Open arogozhnikov opened 2 years ago
Thanks for the feedback! This is a good place to post it.
A rule of thumb I've been following is to always pass Dim objects as arguments, even when an operator is what constructs the first object with that dimension, which is the 'add one more argument approach':
axis = dims()
y1 = bincount(x, axis)
x2 = bincount(x, axis)
x1 + x2 # both have axis
It avoids having to rename dimensions when they are the same (though this can be done as well with y1.index(axis1, axis2)
). Similarly [stacking] (https://github.com/facebookresearch/torchdim/blob/de9785e58eb0b914638e942a65e3f74d2a695df9/torchdim/reference.py#L488) and split both take as argument the new dim(s) being added. There is still some work to be done to figure out the best API here. For instance maybe split
should take either single new Dim
(splits must have the same size), or a list of unsized Dims (split dims evenly but handle the case where they do not evenly split), or a list of sized Dims (fully customized way of splitting the dimension).

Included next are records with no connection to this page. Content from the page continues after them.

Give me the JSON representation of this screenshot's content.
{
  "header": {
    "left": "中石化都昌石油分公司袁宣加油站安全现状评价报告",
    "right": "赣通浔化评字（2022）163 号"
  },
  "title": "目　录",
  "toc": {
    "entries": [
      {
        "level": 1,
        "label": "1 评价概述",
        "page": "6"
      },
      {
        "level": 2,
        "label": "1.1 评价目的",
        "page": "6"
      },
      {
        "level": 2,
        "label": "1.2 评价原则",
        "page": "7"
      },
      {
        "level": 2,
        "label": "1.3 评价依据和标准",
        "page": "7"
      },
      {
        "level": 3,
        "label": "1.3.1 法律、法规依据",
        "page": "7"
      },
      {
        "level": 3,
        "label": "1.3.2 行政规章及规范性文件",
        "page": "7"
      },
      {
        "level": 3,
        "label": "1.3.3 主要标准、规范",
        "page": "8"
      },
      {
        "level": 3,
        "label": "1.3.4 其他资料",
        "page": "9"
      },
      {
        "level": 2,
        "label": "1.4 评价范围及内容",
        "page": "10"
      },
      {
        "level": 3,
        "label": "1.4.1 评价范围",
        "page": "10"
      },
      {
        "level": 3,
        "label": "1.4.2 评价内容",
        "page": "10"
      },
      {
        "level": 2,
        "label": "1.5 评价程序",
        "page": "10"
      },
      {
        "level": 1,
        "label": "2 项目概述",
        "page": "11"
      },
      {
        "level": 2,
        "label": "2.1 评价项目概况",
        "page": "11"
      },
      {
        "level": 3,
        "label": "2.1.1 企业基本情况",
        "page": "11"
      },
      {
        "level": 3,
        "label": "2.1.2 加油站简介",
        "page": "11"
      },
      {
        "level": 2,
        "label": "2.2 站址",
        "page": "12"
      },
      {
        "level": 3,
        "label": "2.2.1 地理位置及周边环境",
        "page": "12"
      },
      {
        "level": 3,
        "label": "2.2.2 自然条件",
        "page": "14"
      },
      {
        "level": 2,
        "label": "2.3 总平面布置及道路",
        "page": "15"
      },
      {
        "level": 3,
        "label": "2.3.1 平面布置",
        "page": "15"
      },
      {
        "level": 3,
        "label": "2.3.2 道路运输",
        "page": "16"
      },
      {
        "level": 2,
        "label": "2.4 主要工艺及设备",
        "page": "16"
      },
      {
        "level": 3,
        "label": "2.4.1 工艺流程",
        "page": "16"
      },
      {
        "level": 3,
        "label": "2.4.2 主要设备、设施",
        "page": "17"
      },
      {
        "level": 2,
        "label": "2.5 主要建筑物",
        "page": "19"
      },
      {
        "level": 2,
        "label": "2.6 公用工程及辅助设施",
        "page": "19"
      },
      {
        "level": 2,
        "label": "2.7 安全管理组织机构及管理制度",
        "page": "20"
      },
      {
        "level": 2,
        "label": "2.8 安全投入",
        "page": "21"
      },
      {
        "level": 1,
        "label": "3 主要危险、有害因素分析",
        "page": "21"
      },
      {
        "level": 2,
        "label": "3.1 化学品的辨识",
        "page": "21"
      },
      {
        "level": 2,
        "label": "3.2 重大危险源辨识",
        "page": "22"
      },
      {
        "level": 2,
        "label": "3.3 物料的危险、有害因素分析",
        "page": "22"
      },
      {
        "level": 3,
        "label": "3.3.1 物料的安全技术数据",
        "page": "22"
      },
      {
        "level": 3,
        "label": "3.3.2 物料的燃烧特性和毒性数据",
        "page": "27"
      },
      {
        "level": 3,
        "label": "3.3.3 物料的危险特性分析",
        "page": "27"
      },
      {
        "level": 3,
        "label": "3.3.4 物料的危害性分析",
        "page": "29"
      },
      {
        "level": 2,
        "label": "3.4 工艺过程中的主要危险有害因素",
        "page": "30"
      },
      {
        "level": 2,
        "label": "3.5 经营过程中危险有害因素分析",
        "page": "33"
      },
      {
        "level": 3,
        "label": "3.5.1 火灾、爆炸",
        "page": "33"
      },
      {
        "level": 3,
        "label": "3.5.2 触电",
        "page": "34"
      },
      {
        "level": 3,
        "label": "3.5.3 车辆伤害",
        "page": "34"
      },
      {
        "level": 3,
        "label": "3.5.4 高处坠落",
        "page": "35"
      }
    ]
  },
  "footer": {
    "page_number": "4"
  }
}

I believe this is similar to DimLists , a feature that is in the repo but I haven't document yet because I haven't worked out all of the corner cases. Like the example, their length is inferred by context, such as indexing. Once initialized then they behave just like a list of dimensions.
def z_score(x: Tensor, avg_over: List[Dim]):
m = x.mean(avg_over)
s = x.std(avg_over, unbiased=False) + 1e-5
return (x - m) / s
However, others can get a bit verbose, like an n-D convolution
def conv(lhs: Tensor, rhs: Tensor,
l_spatial: List[Dim], r_spatial: List[Dim], o_spatial: List[Dim],
b: Dim, c_in: Dim, c_out: Dim,
dilation: List[int] = None, stride: List[int] = None, expand: List[int] = None):
Delayed computation will take some experimenting. If it turns out that sum_product
is the only instance, then making it explicit helps remove cleverness with little loss to readability. There are other cases where delaying computation might be helpful as well. For instance, with indexing using dims, there ends up being a lot of pointwise cheap operators together to compute the index. It might make sense to delay and compile them with something like Triton (and generate their autograd). However, I recognize how important it is to make the behavior very predictable and wouldn't defer execution of operators across a long number of operators.
Description says you collect feedback, but not specifies how it should be provided, so I should open an issue ... I guess?
First, nice job @zdevito ! torchdim looks very promising, in particular indexing looks very friendly.
Unforeseen axes
Curious how you plan to implement operations that introduce a new axis, like boolean indexing or bincount / unique / set-like operations.
One possible way would be to return a new axis object along with result, but it has issues:
This can be solved by adding one more argument or by allowing manual 'coalescing' of axes.
Concatenation / chunking of named axis
Again, curious about your thoughts here.
Multi-axes
Cases when a single function should deal with tensors of several possible dimensionalities are frequent.
Potentially you can leave those problems to positional axes, but I'd recommend exploring the direction of multi-axes:
It has very 'pythonic' look, under the hood iterating over multi-axis would yield a single helper object, which would designate the position among other axes.
Delayed computations
It is a super-clever trick to delay multiplication until possible summation follows, but making it a single operation is more predictable
Just placing that in a function does not look worse to my eye, but open to other opinions
Calling functions
Can you provide more complete example here? It is unclear how
loss
function can take a matmul of images and w1, because it needs to sum overhidden
variable, but it was not passed to the function.More broadly, there should be some contract how callee interprets its inputs (from this example seems it deals only with non-named axes, and behavior of named axes is left to the calling function, but maybe I misunderstand). More examples with would be very helpful here.
Interaction with deep learning blocks
Can you explain how DL operations (e.g. convolution) would handle named dimensions (and would they)?
Add Dims context manager
Suggestion may sound a bit strange, but here is a rationale: if you don't have an axis object, you can't manipulate it, thus whole tensor becomes non-manipulatable.
I expect users would commonly return created objects without
order
-ing them first, and then deal with downstream problems (since those will be scalars for outer code, they will not error out in most operations, and then users will chase skippedorder
).Exit from contextmanager should deallocate all tensors that use axis objects created with context manager => more efficient memory management almost for free + in a large number of cases you can point user to the problem immediately.
Using Better Terminology
'Flattening and Splitting Dims'. Both terms are not suitable to the context. Yes, that's torch ops, but they become inappropriate as you move from discussing old-style ops to operations that are focused on axes. For instance, phrase 'flatten the dimensions' does not make any sense as dimensions/axes are already flat.
Einops uses terminology 'composition and decomposition of axes', because 1) it is obvious when you compose you get fewer axes 2) it hints that original content is preserved 3) wording: decomposition reverses composition, even kids know that (compare that to flatten vs split dims) 4) you can refer to 'composed axis' and 'composing axes', which is helpful in discussing code. Let's use this better terminology.